Final Regulation Order California cap-and-trade scheme (Subchapter 10 Climate Change, Article 5, Sections 95800 to 96023, Title 17, California Code of Regulations, Article 5: CALIFORNIA CAP ON GREENHOUSE GAS EMISSIONS AND MARKET-BASED COMPLIANCE MECHANISMS expressly states in § 95820 (c) that a compliance instrument issued by the California scheme ‘does not constitute property or a property right’:
‘Each compliance instrument issued by the Executive Officer represents a limited authorization to emit up to one metric ton in CO2e of any greenhouse gas specified in section 95810, subject to all applicable limitations specified in this article. No provision of this article may be construed to limit the authority of the Executive Officer to terminate or limit such authorization to emit. A compliance instrument issued by the Executive Officer does not constitute property or a property right’.
What is the substantiation of this legal concept? The Staff Report: Initial Statement of Reasons Release Date: October 28, 2010 (which contained § 95820 (c) in the same wording as the Final Regulation Order) explains the reasons for such an approach in the following manner:
“Additionally, the Executive Officer retains the right to revoke the authorization contained in the compliance instrument. Finally, compliance instruments do not constitute property or carry property rights. ...
It is necessary for the Executive Officer to retain authority to terminate or limit the “authorization to emit” so that in the case of fraud or market manipulation, ARB has a mechanism to protect the market.
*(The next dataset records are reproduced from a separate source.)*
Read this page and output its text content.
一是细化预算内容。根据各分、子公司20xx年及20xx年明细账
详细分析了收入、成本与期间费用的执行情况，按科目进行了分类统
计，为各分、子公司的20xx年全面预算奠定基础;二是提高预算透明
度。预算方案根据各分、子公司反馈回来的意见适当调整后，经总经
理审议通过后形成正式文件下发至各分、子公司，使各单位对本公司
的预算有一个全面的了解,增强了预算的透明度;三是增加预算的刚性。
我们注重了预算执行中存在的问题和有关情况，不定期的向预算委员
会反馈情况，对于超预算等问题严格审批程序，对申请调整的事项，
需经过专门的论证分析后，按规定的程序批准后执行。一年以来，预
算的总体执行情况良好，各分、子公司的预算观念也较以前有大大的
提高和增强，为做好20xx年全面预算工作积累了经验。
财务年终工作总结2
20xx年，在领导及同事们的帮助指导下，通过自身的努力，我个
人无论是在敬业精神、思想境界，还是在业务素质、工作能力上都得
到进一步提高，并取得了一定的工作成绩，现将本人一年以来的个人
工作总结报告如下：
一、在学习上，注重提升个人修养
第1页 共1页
Additionally, property rights cannot attach to the compliance instruments because, in the event of federal preemption in the cap-and-trade market or other conditions, California must have the ability to revoke the compliance instruments without creating a loss to the people of California.”
It seems thus that the regulatory uncertainty at the State legislature level with respect to the federal legislation as well as the prudence with respect to the risks of misuse the future experimental cap-and-trade Californian market decided about the contained regulation of the emission allowances nature as a “limited tradable authorization to emit” and not a property right.
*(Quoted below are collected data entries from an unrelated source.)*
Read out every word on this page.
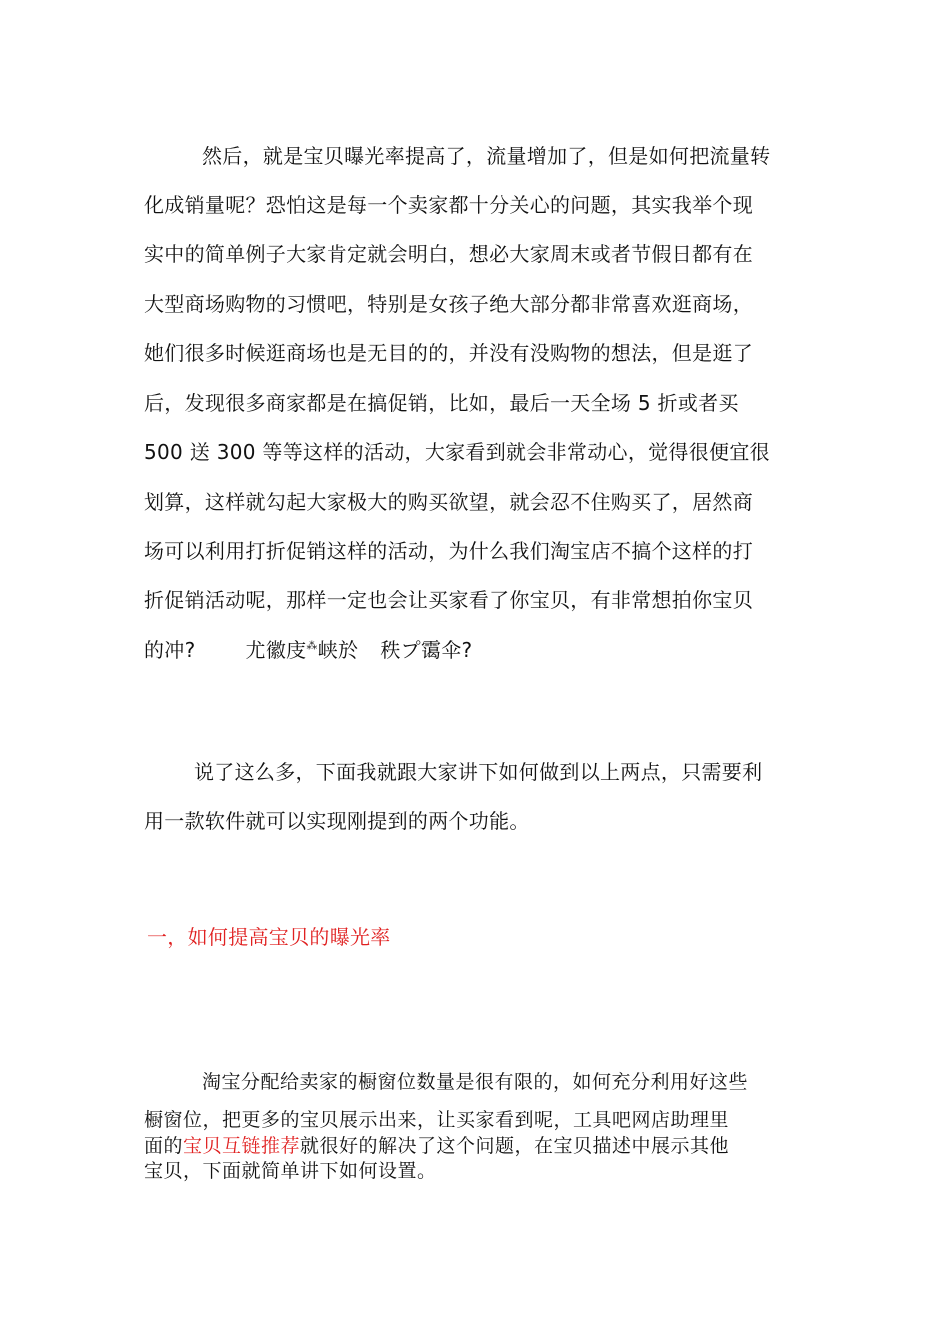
然后，就是宝贝曝光率提高了，流量增加了，但是如何把流量转
化成销量呢？恐怕这是每一个卖家都十分关心的问题，其实我举个现
实中的简单例子大家肯定就会明白，想必大家周末或者节假日都有在
大型商场购物的习惯吧，特别是女孩子绝大部分都非常喜欢逛商场，
她们很多时候逛商场也是无目的的，并没有没购物的想法，但是逛了
后，发现很多商家都是在搞促销，比如，最后一天全场 5 折或者买
500 送 300 等等这样的活动，大家看到就会非常动心，觉得很便宜很
划算，这样就勾起大家极大的购买欲望，就会忍不住购买了，居然商
场可以利用打折促销这样的活动，为什么我们淘宝店不搞个这样的打
折促销活动呢，那样一定也会让买家看了你宝贝，有非常想拍你宝贝
的冲?	尤徽庋⁂峡於 秩プ霭伞?
说了这么多，下面我就跟大家讲下如何做到以上两点，只需要利
用一款软件就可以实现刚提到的两个功能。
一，如何提高宝贝的曝光率
淘宝分配给卖家的橱窗位数量是很有限的，如何充分利用好这些
橱窗位，把更多的宝贝展示出来，让买家看到呢，工具吧网店助理里
面的宝贝互链推荐就很好的解决了这个问题，在宝贝描述中展示其他
宝贝，下面就简单讲下如何设置。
On the other hand, the as was indicated in ‘Emissions allowances – are they property rights? Australia and California regulators’ views’ Australian ‘Exposure Draft of the Clean Energy Bill 2011, Commentary on Provisions’ of 28 July 2011 in the very heading (on the page 96) states ‘A carbon unit is a property right’. The Australian draft legislative text further explains in points 3.49 and 3.50 that, ‘A carbon unit issued by the Regulator is personal property and, subject to the requirements of the mechanism, transmissible by assignment (that is, as a result of some form of agreement to transfer the units to another person), by will (that is, as part of a deceased person‘s estate) and by other forms of transfer permitted by law. ...
This will promote confidence in the integrity of carbon units and reduce uncertainty for their holders, and further promote confidence in the development of the market for carbon units.’